The effects of manganese precursors on Mn-based/TiO2 catalysts for catalytic reduction of NO with NH3

Abstract

Manganese acetate (MnAc) and manganese nitrate (MnN) were employed as precursors for the preparation of Mn(Ac)/TiO2, Mn (N)/TiO2, Mn(Ac)-Ce/TiO2, and Mn(N)-Ce/TiO2 by impregnation. These complexes were used as catalysts in the low-temperature selective catalytic reduction of NO with NH3. The influence of manganese precursors on catalyst characteristics, the reduction activity, and the stability of the catalysts to poisoning by H2O and SO2 were studied. Experiments showed that Mn(N) produced MnO2 with large grain sizes in Mn(N)/TiO2 catalyst. On the contrary, Mn(Ac) led to highly dispersed and amorphous Mn2O3 in Mn (Ac)/TiO2 catalyst, which had better catalytic activity and stability to SO2 at low temperatures. The doping of cerium reduced the differences in catalytic performance between the catalysts derived from different Mn precursors.
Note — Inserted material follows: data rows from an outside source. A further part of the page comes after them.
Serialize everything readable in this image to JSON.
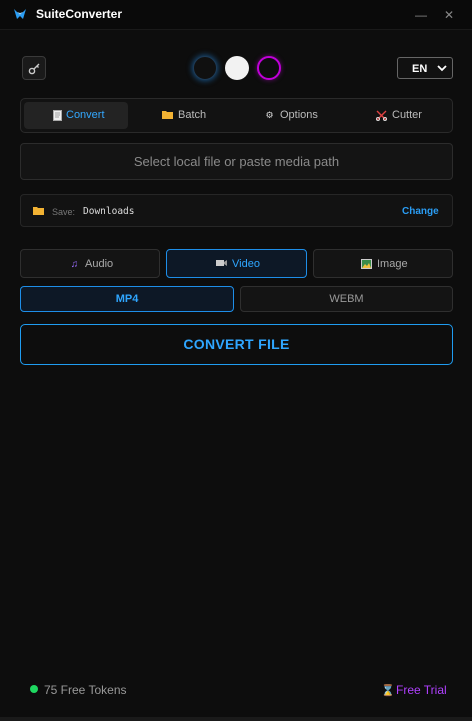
{
  "window": {
    "title": "SuiteConverter",
    "minimize_glyph": "—",
    "close_glyph": "✕"
  },
  "colors": {
    "accent": "#2fa6ff",
    "background": "#0d0d0d",
    "purple_theme": "#c000d8",
    "token_dot": "#1ed760",
    "trial": "#b040ff"
  },
  "language": {
    "selected": "EN"
  },
  "tabs": [
    {
      "label": "Convert",
      "icon": "document-icon",
      "active": true
    },
    {
      "label": "Batch",
      "icon": "folder-icon",
      "active": false
    },
    {
      "label": "Options",
      "icon": "gear-icon",
      "active": false
    },
    {
      "label": "Cutter",
      "icon": "scissors-icon",
      "active": false
    }
  ],
  "file_input": {
    "placeholder": "Select local file or paste media path"
  },
  "save": {
    "label": "Save:",
    "path": "Downloads",
    "change_label": "Change"
  },
  "modes": [
    {
      "label": "Audio",
      "icon": "music-note-icon",
      "active": false
    },
    {
      "label": "Video",
      "icon": "video-camera-icon",
      "active": true
    },
    {
      "label": "Image",
      "icon": "image-icon",
      "active": false
    }
  ],
  "formats": [
    {
      "label": "MP4",
      "active": true
    },
    {
      "label": "WEBM",
      "active": false
    }
  ],
  "convert_button": {
    "label": "CONVERT FILE"
  },
  "footer": {
    "tokens": "75 Free Tokens",
    "trial": "Free Trial"
  }
}
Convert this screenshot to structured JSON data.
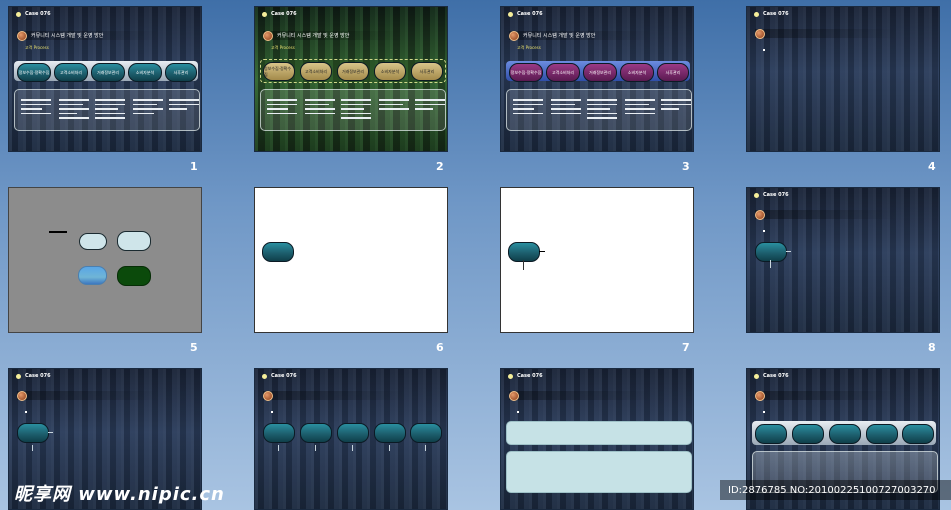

Implications: Developing catalyst for selective catalytic reduction (SCR) of NOx from stationary sources at low reaction temperature is an attractive and key area of alternative process for existing SCR technology due to economical and environmental reasons. Manganese-based catalysts were proven very active at low temperature. In this paper, comparative studies were conducted on how manganese precursors were affecting the properties of resultant Mn-based/TiO2 catalysts. Different precursors could lead to different grain size of active components, manganese oxide dispersion, and surface phase state of Mn/TiO2 catalyst, whereas these influences are reduced with the doping of cerium oxides into Mn/TiO2. © 2012 A&WMA.